Pecan harvest coincides with its peak selling season in the U.S., mid-October through December. In the U.S. market growers previously struggled to establish a steady demand for their product but in the last decade, pecan growers have seen a sharp increase in year-round demand from an unlikely source, China. Thanks to the pecans’ similarities to hickory nuts, a Chinese favorite, consumers are now buying the closely related pecan. One Chinese treat is made by cracking the shells, soaking the nuts in a sweet or savory liquid, and then baking it in shell. This treat is traditionally enjoyed during Chinese New Year celebrations.
Pecans have been an ingredient in confectionary creations, like pralines, circa the 1700’s, imparting a distinctive rich flavor. High levels of monosaturated oil combined with the fleshy chew, create a delicate balance of sweet, buttery, and savory.

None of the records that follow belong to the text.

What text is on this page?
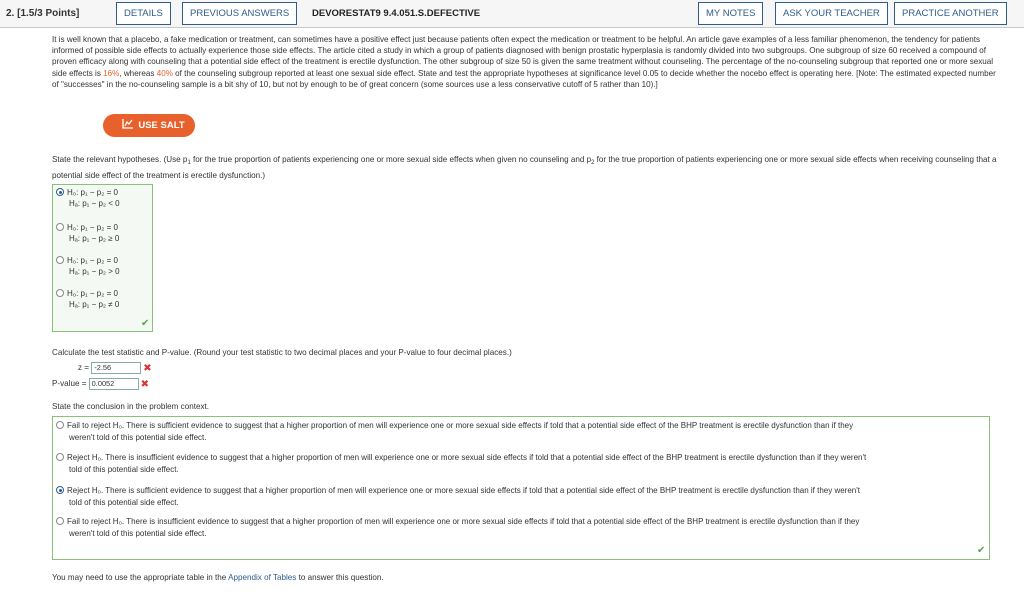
2. [1.5/3 Points]	DETAILS	PREVIOUS ANSWERS	DEVORESTAT9 9.4.051.S.DEFECTIVE	MY NOTES	ASK YOUR TEACHER	PRACTICE ANOTHER

It is well known that a placebo, a fake medication or treatment, can sometimes have a positive effect just because patients often expect the medication or treatment to be helpful. An article gave examples of a less familiar phenomenon, the tendency for patients informed of possible side effects to actually experience those side effects. The article cited a study in which a group of patients diagnosed with benign prostatic hyperplasia is randomly divided into two subgroups. One subgroup of size 60 received a compound of proven efficacy along with counseling that a potential side effect of the treatment is erectile dysfunction. The other subgroup of size 50 is given the same treatment without counseling. The percentage of the no-counseling subgroup that reported one or more sexual side effects is 16%, whereas 40% of the counseling subgroup reported at least one sexual side effect. State and test the appropriate hypotheses at significance level 0.05 to decide whether the nocebo effect is operating here. [Note: The estimated expected number of "successes" in the no-counseling sample is a bit shy of 10, but not by enough to be of great concern (some sources use a less conservative cutoff of 5 rather than 10).]

USE SALT
State the relevant hypotheses. (Use $p_1$ for the true proportion of patients experiencing one or more sexual side effects when given no counseling and $p_2$ for the true proportion of patients experiencing one or more sexual side effects when receiving counseling that a potential side effect of the treatment is erectile dysfunction.)
H₀: p₁ − p₂ = 0
Hₐ: p₁ − p₂ < 0
H₀: p₁ − p₂ = 0
Hₐ: p₁ − p₂ ≥ 0
H₀: p₁ − p₂ = 0
Hₐ: p₁ − p₂ > 0
H₀: p₁ − p₂ = 0
Hₐ: p₁ − p₂ ≠ 0
✔
Calculate the test statistic and P-value. (Round your test statistic to two decimal places and your P-value to four decimal places.)
z = -2.56	✖
P-value = 0.0052	✖
State the conclusion in the problem context.
Fail to reject H₀. There is sufficient evidence to suggest that a higher proportion of men will experience one or more sexual side effects if told that a potential side effect of the BHP treatment is erectile dysfunction than if they
weren't told of this potential side effect.
Reject H₀. There is insufficient evidence to suggest that a higher proportion of men will experience one or more sexual side effects if told that a potential side effect of the BHP treatment is erectile dysfunction than if they weren't
told of this potential side effect.
Reject H₀. There is sufficient evidence to suggest that a higher proportion of men will experience one or more sexual side effects if told that a potential side effect of the BHP treatment is erectile dysfunction than if they weren't
told of this potential side effect.
Fail to reject H₀. There is insufficient evidence to suggest that a higher proportion of men will experience one or more sexual side effects if told that a potential side effect of the BHP treatment is erectile dysfunction than if they
weren't told of this potential side effect.
✔
You may need to use the appropriate table in the Appendix of Tables to answer this question.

Commercial pecan use trends toward improved varieties with “paper shells”, ultra-thin shells that can be cracked by hand. This quality is preferred for easier processing and higher nut meat yield per pound than their thicker shelled, smaller kernel, native pecan relatives. The majority of pecans being commercially produced are the Cape Fear, Desirable, Moreland, Stuart, and Native (Wild Seedling) varieties. The desired sizing for pecans varies by application. The artisan chocolatier usually prefers a larger-sized, (mammoth), high quality pecan piece for decorative use on pralines. The smallest size, pecan meal, can be used as an alternative to white flour.
Toasted, roasted, or raw, pecans are an excellent addition for nearly every application. They are also a worthy contender in the health foods category. A 1 ounce serving provides 11 essential vitamins and nutrients. This tiny superfood aids in weight loss, heart health, stress management, disease protection, and supports optimal neurological function.
In celebration of National Pecan Month, add some pecans to your next confection, salad, oatmeal, or smoothie. Your taste buds, your health, your customer, and your local pecan grower, will thank you!